J'ai créé une classe pour l'unité centrale nommée Cpu8088, et quelques interfaces de support: Une pour la mémoire (Memory), une pour les appels système par l'instruction INT (Int) et une pour les ports d'entrée sortie (IOPort).

La création d'une instance Cpu est toute simple:
    mCPU = new Cpu8088();

Zones mémoires

Impossible de faire quoi que ce soit sans avoir de mémoire! Il faut fournir un nombre d'objets de type Memory au Cpu8088. J'ai créé l'interface suivante:
public interface Memory {
    boolean isAddressInRange(int address);
    void write8(int address, int b);
    void write16(int address, int w);
    int read8(int address);
    int read16(int address);
}
L'objet MemoryBlock implémente cette interface et utilise un tableau d'octets pour la mémoire comme tel. Je crée donc quelques instances pour couvrir les zones mémoires essentielles à l'exécution de RATillery.
	MemoryBlock stack = new MemoryBlock(0x400, MemoryBlock.SIZE_64K);
	MemoryBlock program = new MemoryBlock(0x10000, MemoryBlock.SIZE_64K * 4);
	cga_vram = new MemoryBlock(Cpu8088.getLinearAddress(0xB800, 0), MemoryBlock.SIZE_64K/2);
	MemoryBlock ivt = new MemoryBlock(0, 0x400);

	mCPU.addMemoryRange(program);
	mCPU.addMemoryRange(cga_vram);
	mCPU.addMemoryRange(stack);
	mCPU.addMemoryRange(ivt);

	/* Charge l'exécutable du jeu (gametga.com) dans le bloc de mémoire 'program' à partir de
	 * l'adresse 0x100. (Les exécutables .COM ont une origine de 0x100). */
	program.load(this.getResources().openRawResource(R.raw.gametga), 0x100);
Il y a quatre blocs de mémoire ci-dessus:

Services du BIOS

Mon jeu fait appel à des services du BIOS par l'instruction INT. Il faut donc fournir quelques implémentations de l'interface Int au CPU.

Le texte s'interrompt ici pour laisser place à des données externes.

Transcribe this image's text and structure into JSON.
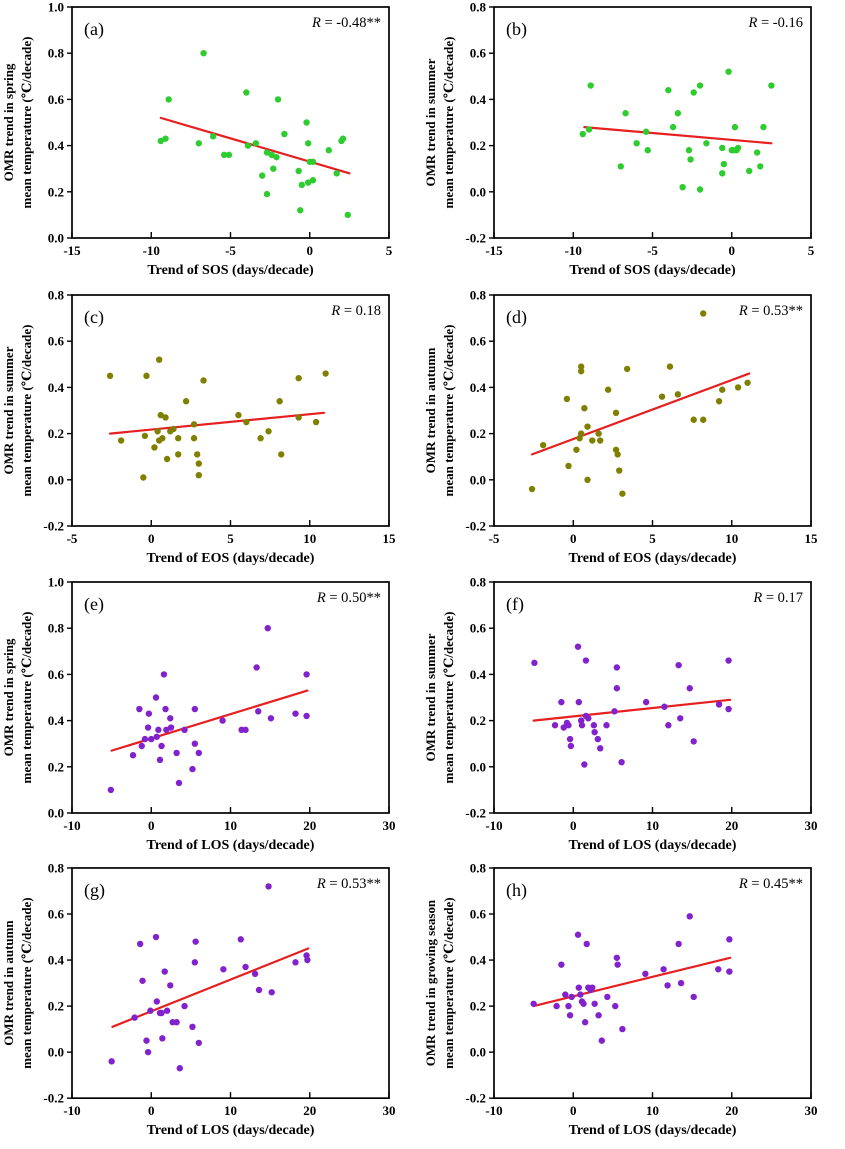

L'interface Int comporte deux méthodes: Une pour gérer l'interruption, une autre pour déclarer le numéro de l'interruption prise en charge.
public interface Int {
	public void handle(Cpu8088 cpu);
	public int getNumber();
}
Au contraire d'un PC où l'instruction INT provoque un saut vers le code correspondant dans le BIOS, mon émulateur traite la demande en Java en regardant l'état des registres, et fait les changements à la mémoire ou aux registres avant de redonner le contrôle au programme.
(note: Cette approche n'est pas rare en émulation)

En général, lors de l'appel d'un service par l'instruction Int, le registre AH contient le numéro d'une sous-fonction. Il n'est pas nécessaire d'implémenter toutes les sous-fonctions, ni même de le faire très correctement. Par exemple, pour Int10,AH=0x0 qui choisis le mode vidéo, je ne fais que retourner le mode demandé (c'est donc un succès assuré).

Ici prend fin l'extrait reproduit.